本发明涉及一种理发店员工工作内容智能识别方法,属于机器视觉技术领域,包括以下步骤:S1:采集设备安装位置和安装条件的设置;S2:建立理发员工人脸、顾客人脸标签库,并训练人脸识别模型;S3:建立与物品、工具和人相关的动作标签库,并进行理发店动作行为识别模型训练;S4:利用训练好的人脸识别模型、理发店动作行为识别模型,用于实际理发服务场景进行动作行为识别。构建顾客、员工、动作几个要素的"动作对"行为时序;S5:建立工作内容识别标签,构建工作内容识别的深度神经网络模型,用以确定理发店员工对顾客的服务工作内容。本发明通过理发店员工工作内容智能识别方法,辅助实现理发店有效地智能化管理。

Description

一种理发店员工工作内容智能识别方法 技术领域
本发明属于机器视觉技术领域,涉及一种理发店员工工作内容智能识别方法。
背景技术
目前,随着理发服务项目需求的日益增加,大型理发连锁店逐渐成为趋势。当理发店员工数量多、服务项目变化多样的时候,将会为理发店日常管理带来困难,例如:员工服务的工作内容真实性、提供服务的时长、所用材料及其对应报价等等。
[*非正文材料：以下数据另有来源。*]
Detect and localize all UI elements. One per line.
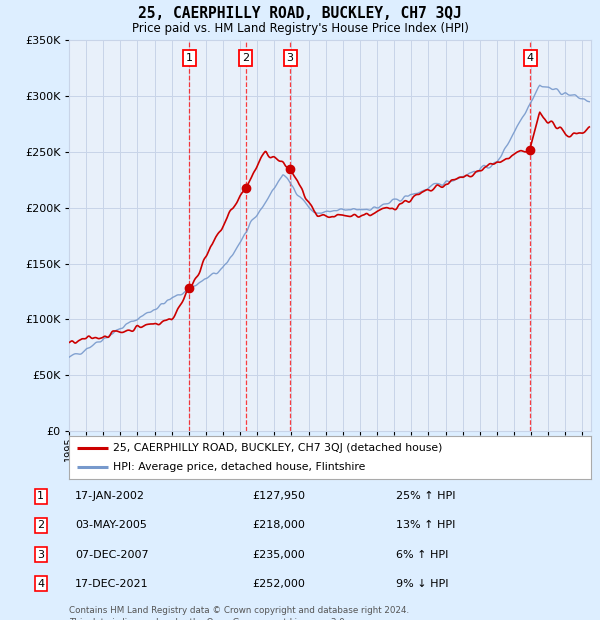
Text: 3: 3	[37, 549, 44, 560]
Text: 25, CAERPHILLY ROAD, BUCKLEY, CH7 3QJ: 25, CAERPHILLY ROAD, BUCKLEY, CH7 3QJ	[138, 6, 462, 21]
Text: 25, CAERPHILLY ROAD, BUCKLEY, CH7 3QJ (detached house): 25, CAERPHILLY ROAD, BUCKLEY, CH7 3QJ (d…	[113, 443, 443, 453]
Text: 17-DEC-2021: 17-DEC-2021	[75, 578, 149, 589]
Text: Price paid vs. HM Land Registry's House Price Index (HPI): Price paid vs. HM Land Registry's House …	[131, 22, 469, 35]
Text: 2: 2	[37, 520, 44, 531]
Text: 13% ↑ HPI: 13% ↑ HPI	[396, 520, 455, 531]
Text: £252,000: £252,000	[252, 578, 305, 589]
Text: Contains HM Land Registry data © Crown copyright and database right 2024.: Contains HM Land Registry data © Crown c…	[69, 606, 409, 615]
Text: 1: 1	[37, 491, 44, 502]
Text: 25% ↑ HPI: 25% ↑ HPI	[396, 491, 455, 502]
Text: 1: 1	[186, 53, 193, 63]
Text: 03-MAY-2005: 03-MAY-2005	[75, 520, 147, 531]
Text: 17-JAN-2002: 17-JAN-2002	[75, 491, 145, 502]
Text: 4: 4	[527, 53, 534, 63]
Text: 2: 2	[242, 53, 250, 63]
Text: £127,950: £127,950	[252, 491, 305, 502]
Text: This data is licensed under the Open Government Licence v3.0.: This data is licensed under the Open Gov…	[69, 618, 347, 620]
Text: 3: 3	[287, 53, 293, 63]
Text: 9% ↓ HPI: 9% ↓ HPI	[396, 578, 449, 589]
Text: £218,000: £218,000	[252, 520, 305, 531]
Text: £235,000: £235,000	[252, 549, 305, 560]
Text: 6% ↑ HPI: 6% ↑ HPI	[396, 549, 448, 560]
Text: 4: 4	[37, 578, 44, 589]
Text: HPI: Average price, detached house, Flintshire: HPI: Average price, detached house, Flin…	[113, 463, 366, 472]
Text: 07-DEC-2007: 07-DEC-2007	[75, 549, 149, 560]
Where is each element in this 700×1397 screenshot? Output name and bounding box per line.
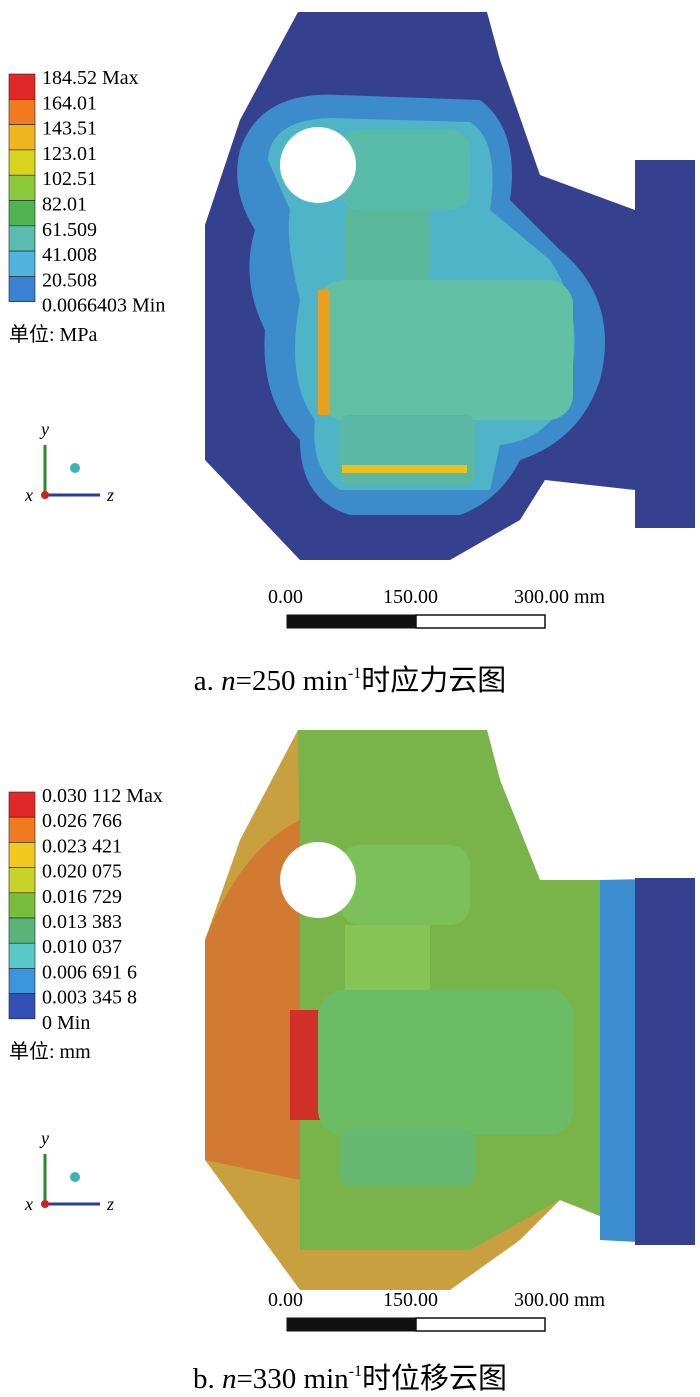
caption-variable: n: [222, 1363, 237, 1395]
axis-z-label: z: [106, 1194, 114, 1214]
caption-equation: =330 min: [236, 1363, 349, 1395]
displacement-contour: [205, 730, 695, 1290]
caption-label: b.: [193, 1363, 222, 1395]
scale-label: 150.00: [383, 586, 438, 608]
panel: 0.030 112 Max 0.026 766 0.023 421 0.020 075…: [8, 785, 606, 1395]
legend-swatch: [8, 99, 36, 125]
caption-label: a.: [194, 665, 221, 697]
legend-label: 0 Min: [42, 1012, 90, 1034]
legend-swatch: [8, 276, 36, 302]
legend-label: 102.51: [42, 168, 97, 190]
legend-label: 0.026 766: [42, 810, 122, 832]
legend-label: 0.0066403 Min: [42, 295, 165, 317]
legend-label: 61.509: [42, 219, 97, 241]
scale-label: 150.00: [383, 1289, 438, 1311]
legend-swatch: [8, 942, 36, 969]
legend-swatch: [8, 791, 36, 818]
legend-swatch: [8, 867, 36, 894]
scale-bar-white: [415, 1317, 546, 1332]
caption-variable: n: [221, 665, 236, 697]
legend-swatch: [8, 124, 36, 151]
axis-origin: [41, 1200, 49, 1208]
legend-unit: 单位: mm: [9, 1040, 91, 1063]
legend-swatch: [8, 149, 36, 176]
stress-contour: [205, 12, 695, 560]
legend-swatch: [8, 892, 36, 919]
legend-swatch: [8, 968, 36, 994]
caption-equation: =250 min: [236, 665, 349, 697]
legend-swatch: [8, 174, 36, 201]
axis-x-label: x: [24, 1194, 33, 1214]
scale-label: 0.00: [268, 586, 303, 608]
legend-label: 82.01: [42, 194, 87, 216]
legend-label: 0.023 421: [42, 835, 122, 857]
legend-label: 0.016 729: [42, 886, 122, 908]
legend-label: 41.008: [42, 244, 97, 266]
axis-origin: [41, 491, 49, 499]
legend-label: 0.030 112 Max: [42, 785, 163, 807]
caption: b. n=330 min-1时位移云图: [193, 1362, 507, 1395]
legend-label: 164.01: [42, 92, 97, 114]
legend-label: 123.01: [42, 143, 97, 165]
legend-label: 0.003 345 8: [42, 987, 137, 1009]
axis-z-label: z: [106, 485, 114, 505]
legend-swatch: [8, 225, 36, 252]
scale-label: 300.00 mm: [514, 1289, 606, 1311]
legend-swatch: [8, 917, 36, 944]
caption-text: 时位移云图: [362, 1362, 507, 1395]
legend-label: 0.006 691 6: [42, 961, 137, 983]
legend-swatch: [8, 816, 36, 843]
legend-swatch: [8, 200, 36, 227]
legend-swatch: [8, 250, 36, 277]
scale-label: 0.00: [268, 1289, 303, 1311]
legend-unit: 单位: MPa: [9, 323, 97, 346]
legend-swatch: [8, 842, 36, 868]
caption-superscript: -1: [348, 665, 361, 682]
orientation-dot: [70, 463, 80, 473]
legend-label: 143.51: [42, 118, 97, 140]
scale-bar-black: [286, 614, 417, 629]
legend-label: 0.013 383: [42, 911, 122, 933]
orientation-dot: [70, 1172, 80, 1182]
caption-superscript: -1: [349, 1363, 362, 1380]
legend-label: 0.010 037: [42, 936, 122, 958]
scale-bar-black: [286, 1317, 417, 1332]
scale-label: 300.00 mm: [514, 586, 606, 608]
legend-swatch: [8, 993, 36, 1020]
legend-label: 0.020 075: [42, 861, 122, 883]
axis-x-label: x: [24, 485, 33, 505]
scale-bar-white: [415, 614, 546, 629]
legend-label: 184.52 Max: [42, 67, 139, 89]
axis-y-label: y: [39, 1128, 49, 1148]
caption-text: 时应力云图: [361, 664, 506, 697]
caption: a. n=250 min-1时应力云图: [194, 664, 506, 697]
axis-y-label: y: [39, 419, 49, 439]
legend-label: 20.508: [42, 269, 97, 291]
panel: 184.52 Max 164.01 143.51 123.01 102.51 82.01 6…: [8, 67, 606, 697]
legend-swatch: [8, 73, 36, 100]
目前没有一种智能的系统能够对上述工作内容进行自动识别、监控和管理。
发明内容
有鉴于此,本发明的目的在于提供一种理发店员工工作内容智能识别方法,对实际场景下的理发店员工进行实时行为识别,以实现对理发店有效地智能化管理。
为达到上述目的,本发明提供如下技术方案:
一种理发店员工工作内容智能识别方法,包括以下步骤:
S1:指定采集设备的安装位置和硬件条件,对理发员工和顾客进行识别;
S2:建立理发员工人脸、顾客人脸标签库,并训练人脸识别模型;
S3:建立与物品、工具和人相关的动作标签库,并进行理发店动作行为识别模型训练,其中涉及服务工作中物品、工具和动作相关的人体动作、对象操作交互、人与人交互三大类的多种动作行为识别;
S4:利用训练好的人脸识别模型、理发店动作行为识别模型,对实际理发服务场景进行动作行为识别;构建顾客、员工、动作要素的“动作对”行为时序;
S5:建立不同类型理发服务工作内容的标准关键行为序列,作为工作内容识别标签;并根据所述“动作对”行为时序,构建工作内容识别的深度神经网络模型,用以确定理发店员工对顾客的服务工作内容。
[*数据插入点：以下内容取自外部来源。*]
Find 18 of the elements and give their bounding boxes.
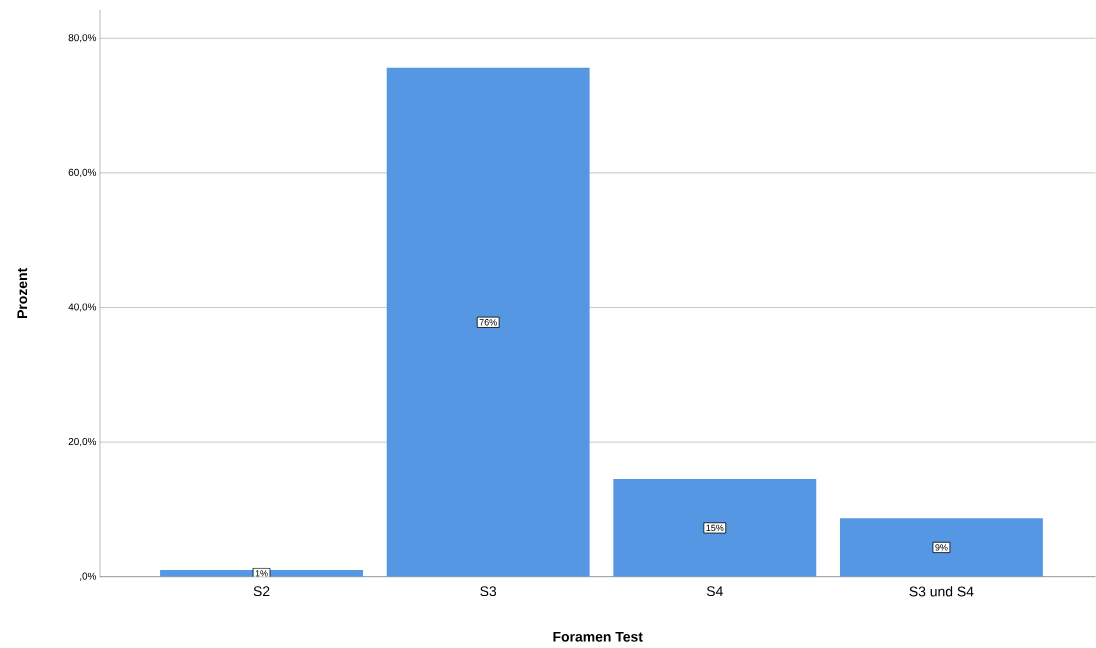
data-label: 76%: [479, 319, 497, 326]
bar: [839, 518, 1043, 577]
data-label: 15%: [706, 524, 724, 532]
data-label: 9%: [935, 544, 948, 551]
data-label: 1%: [255, 570, 268, 577]
x-tick-label: S3 und S4: [909, 586, 974, 597]
y-tick-label: 60,0%: [68, 168, 97, 178]
y-tick-label: ,0%: [80, 572, 97, 581]
y-tick-label: 80,0%: [68, 34, 97, 43]
x-tick-label: S2: [253, 586, 270, 597]
y-tick-label: 20,0%: [68, 438, 97, 447]
x-tick-label: S3: [480, 586, 497, 597]
x-axis-title: Foramen Test: [553, 632, 643, 642]
bar: [386, 68, 590, 577]
x-tick-label: S4: [706, 586, 723, 597]
y-tick-label: 40,0%: [68, 303, 97, 312]
bar: [613, 479, 817, 577]
y-axis-title: Prozent: [17, 268, 28, 319]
进一步,所述步骤S1中具体包括:设定采集设备的安装位置和硬件条件,例如,摄像头性能要求、安装位置和拍摄角度等,以捕获理发店场景中理发员工和顾客的视频帧,以满足员工身份id、顾客身份确认和物品、工具、行为动作的检测和识别的要求。
进一步,所述步骤S3具体包括以下步骤:
S31:按照AVA(aomic visual actions)数据集打标签规则,构建服务过程中与物品、工具 和人相关的人体动作、对象操作交互、人与人交互三大类及其中涉及的动作行为标签库;
S32:构建动作行为标签库,训练理发店动作行为识别模型;
S33:建立理发店动作行为关键活动集合。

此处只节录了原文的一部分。